Pour contrer ces "hérésies", l'Eglise a cherché à définir les rapports existant entre les trois "personnes" de la divinité.


La foi trinitaire aux 1er et 2ème siècles

 

Le témoignage des Ecritures

Le dogme de la Trinité existe dans la formule baptismale : Baptisez-les au nom du Père et du Fils et du Saint-Esprit (Matthieu 28, 19).

Les évangiles proposent plusieurs approches :

  • Marc, en commençant son évangile au baptême de Jésus, a une tendance adoptianiste : Jésus serait un homme comme un autre que Dieu aurait adopté comme Fils au moment de son baptême.
  • Matthieu et Luc, par les récits de l'enfance, essaient de développer l'idée d'une nature divine antérieure au baptême ; et même céleste, car ils parlent de naissance par la vertu du Saint-Esprit.
  • Jean utilise la notion grecque du Logos pour aborder la question de la préexistence céleste du Fils (Jean 1, 1. 3. 14). Le débat évolue donc par l'impact de la culture grecque dans l'Eglise. L'apôtre Paul souscrit à l'idée de préexistence divine de Jésus (2 Corinthiens 8, 9 ; Philippiens 2, 6 ; Colossiens 1, 15. 16).

 

Evolution du concept de Trinité

La première conception de la Trinité, dans l'Eglise, est messianique. Jésus est, avant tout, le médiateur entre le Père et l'humanité. Il est un prophète que Dieu choisit comme Fils au moment de son baptême. Les apôtres et les pères soulignent surtout la réalisation du plan de Dieu. Les questions de nature ne sont pas abordées. Cette conception est liée au judaïsme.

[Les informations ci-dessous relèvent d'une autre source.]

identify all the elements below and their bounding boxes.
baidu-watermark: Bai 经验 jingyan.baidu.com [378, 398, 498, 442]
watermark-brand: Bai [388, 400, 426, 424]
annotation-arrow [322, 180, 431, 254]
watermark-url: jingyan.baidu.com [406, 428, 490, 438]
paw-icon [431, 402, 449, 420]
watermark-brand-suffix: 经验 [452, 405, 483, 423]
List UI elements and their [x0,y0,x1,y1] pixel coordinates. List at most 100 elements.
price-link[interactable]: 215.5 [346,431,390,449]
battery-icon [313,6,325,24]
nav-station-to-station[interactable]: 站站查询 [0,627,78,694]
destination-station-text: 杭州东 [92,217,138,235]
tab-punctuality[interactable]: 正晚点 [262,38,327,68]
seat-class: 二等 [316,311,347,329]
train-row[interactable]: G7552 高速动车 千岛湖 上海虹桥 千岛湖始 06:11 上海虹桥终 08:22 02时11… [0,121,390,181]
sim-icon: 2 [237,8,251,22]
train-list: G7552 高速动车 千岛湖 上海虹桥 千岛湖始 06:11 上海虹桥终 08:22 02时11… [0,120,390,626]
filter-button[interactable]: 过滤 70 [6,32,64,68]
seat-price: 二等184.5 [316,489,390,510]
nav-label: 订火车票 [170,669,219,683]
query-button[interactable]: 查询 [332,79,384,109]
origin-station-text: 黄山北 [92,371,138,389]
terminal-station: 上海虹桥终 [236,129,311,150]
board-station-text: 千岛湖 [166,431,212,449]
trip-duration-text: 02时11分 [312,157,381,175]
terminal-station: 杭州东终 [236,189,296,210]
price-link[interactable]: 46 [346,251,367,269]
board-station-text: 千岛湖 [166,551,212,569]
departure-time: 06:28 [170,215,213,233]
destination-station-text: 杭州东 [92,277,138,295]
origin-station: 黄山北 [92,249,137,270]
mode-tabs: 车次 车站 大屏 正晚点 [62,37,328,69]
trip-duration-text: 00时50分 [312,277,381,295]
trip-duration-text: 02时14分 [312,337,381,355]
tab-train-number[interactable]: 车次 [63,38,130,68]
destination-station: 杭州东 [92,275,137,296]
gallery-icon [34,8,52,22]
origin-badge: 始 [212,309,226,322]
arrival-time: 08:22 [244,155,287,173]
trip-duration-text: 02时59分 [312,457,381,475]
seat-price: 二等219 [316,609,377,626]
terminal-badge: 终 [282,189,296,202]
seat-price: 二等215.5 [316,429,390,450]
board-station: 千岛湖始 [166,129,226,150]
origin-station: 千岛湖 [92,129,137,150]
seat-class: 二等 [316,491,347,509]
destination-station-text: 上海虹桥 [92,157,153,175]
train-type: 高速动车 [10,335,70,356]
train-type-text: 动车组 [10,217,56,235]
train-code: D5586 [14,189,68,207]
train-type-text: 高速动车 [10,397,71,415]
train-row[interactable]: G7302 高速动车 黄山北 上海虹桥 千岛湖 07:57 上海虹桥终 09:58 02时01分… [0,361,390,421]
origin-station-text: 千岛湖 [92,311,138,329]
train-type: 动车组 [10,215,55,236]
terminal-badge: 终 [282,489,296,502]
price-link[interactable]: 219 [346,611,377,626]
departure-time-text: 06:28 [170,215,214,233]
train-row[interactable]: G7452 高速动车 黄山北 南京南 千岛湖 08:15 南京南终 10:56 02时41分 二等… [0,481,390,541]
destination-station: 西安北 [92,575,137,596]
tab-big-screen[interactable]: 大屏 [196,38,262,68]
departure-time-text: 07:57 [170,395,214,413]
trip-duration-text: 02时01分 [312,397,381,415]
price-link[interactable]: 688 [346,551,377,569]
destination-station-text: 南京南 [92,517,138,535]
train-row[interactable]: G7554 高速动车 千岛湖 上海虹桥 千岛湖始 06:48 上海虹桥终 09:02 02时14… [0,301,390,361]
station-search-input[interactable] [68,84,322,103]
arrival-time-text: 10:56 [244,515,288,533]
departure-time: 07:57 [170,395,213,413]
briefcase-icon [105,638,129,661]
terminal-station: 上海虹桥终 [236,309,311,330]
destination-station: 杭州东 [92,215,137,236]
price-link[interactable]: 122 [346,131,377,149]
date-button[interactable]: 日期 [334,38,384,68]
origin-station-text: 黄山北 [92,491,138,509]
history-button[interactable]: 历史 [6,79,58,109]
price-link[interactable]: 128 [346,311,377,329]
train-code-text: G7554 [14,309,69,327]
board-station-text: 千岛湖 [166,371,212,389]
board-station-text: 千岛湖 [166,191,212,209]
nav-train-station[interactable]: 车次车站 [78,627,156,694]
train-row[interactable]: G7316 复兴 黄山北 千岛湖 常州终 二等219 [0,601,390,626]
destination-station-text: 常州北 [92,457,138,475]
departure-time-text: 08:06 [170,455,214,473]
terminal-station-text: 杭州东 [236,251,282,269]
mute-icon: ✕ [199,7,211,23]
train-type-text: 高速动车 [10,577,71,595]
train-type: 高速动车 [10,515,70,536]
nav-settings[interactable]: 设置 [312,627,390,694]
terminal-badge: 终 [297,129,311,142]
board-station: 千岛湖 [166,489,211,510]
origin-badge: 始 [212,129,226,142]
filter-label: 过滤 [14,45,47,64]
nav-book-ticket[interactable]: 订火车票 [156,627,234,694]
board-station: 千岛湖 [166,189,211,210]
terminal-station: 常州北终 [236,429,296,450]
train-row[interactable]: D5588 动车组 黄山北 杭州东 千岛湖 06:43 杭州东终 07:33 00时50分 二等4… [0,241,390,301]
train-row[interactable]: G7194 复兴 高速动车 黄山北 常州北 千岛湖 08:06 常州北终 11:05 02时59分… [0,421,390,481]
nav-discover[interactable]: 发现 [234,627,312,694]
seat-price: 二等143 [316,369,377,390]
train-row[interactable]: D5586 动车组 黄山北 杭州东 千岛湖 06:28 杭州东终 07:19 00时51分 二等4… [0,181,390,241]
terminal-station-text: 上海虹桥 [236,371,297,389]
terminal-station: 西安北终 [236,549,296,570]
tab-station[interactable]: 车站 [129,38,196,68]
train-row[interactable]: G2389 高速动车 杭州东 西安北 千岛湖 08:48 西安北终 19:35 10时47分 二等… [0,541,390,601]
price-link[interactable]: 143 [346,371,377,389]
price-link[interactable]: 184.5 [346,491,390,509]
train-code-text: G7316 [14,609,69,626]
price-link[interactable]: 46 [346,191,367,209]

La pensée grecque développe la divinité du Christ. Elle utilise la notion de Logos qui, dans la philosophie grecque, est la raison de Zeus qui anime le monde. A la suite de Philon (philosophe juif d'Alexandrie de 13 à 54 ap. J-C), les apologistes chrétiens font du Logos un être intermédiaire entre Dieu et sa création et l'assimilent au Fils. Le logos existe de toute éternité dans, ou auprès (selon Justin) du Père ; puis est proféré par le Père pour qu'il participe à la création. Cette théologie du Logos a tendance à faire du Fils un être distinct et subordonné au Père. Certains n'acceptent pas cette théologie trop grecque et dithéiste (deux dieux).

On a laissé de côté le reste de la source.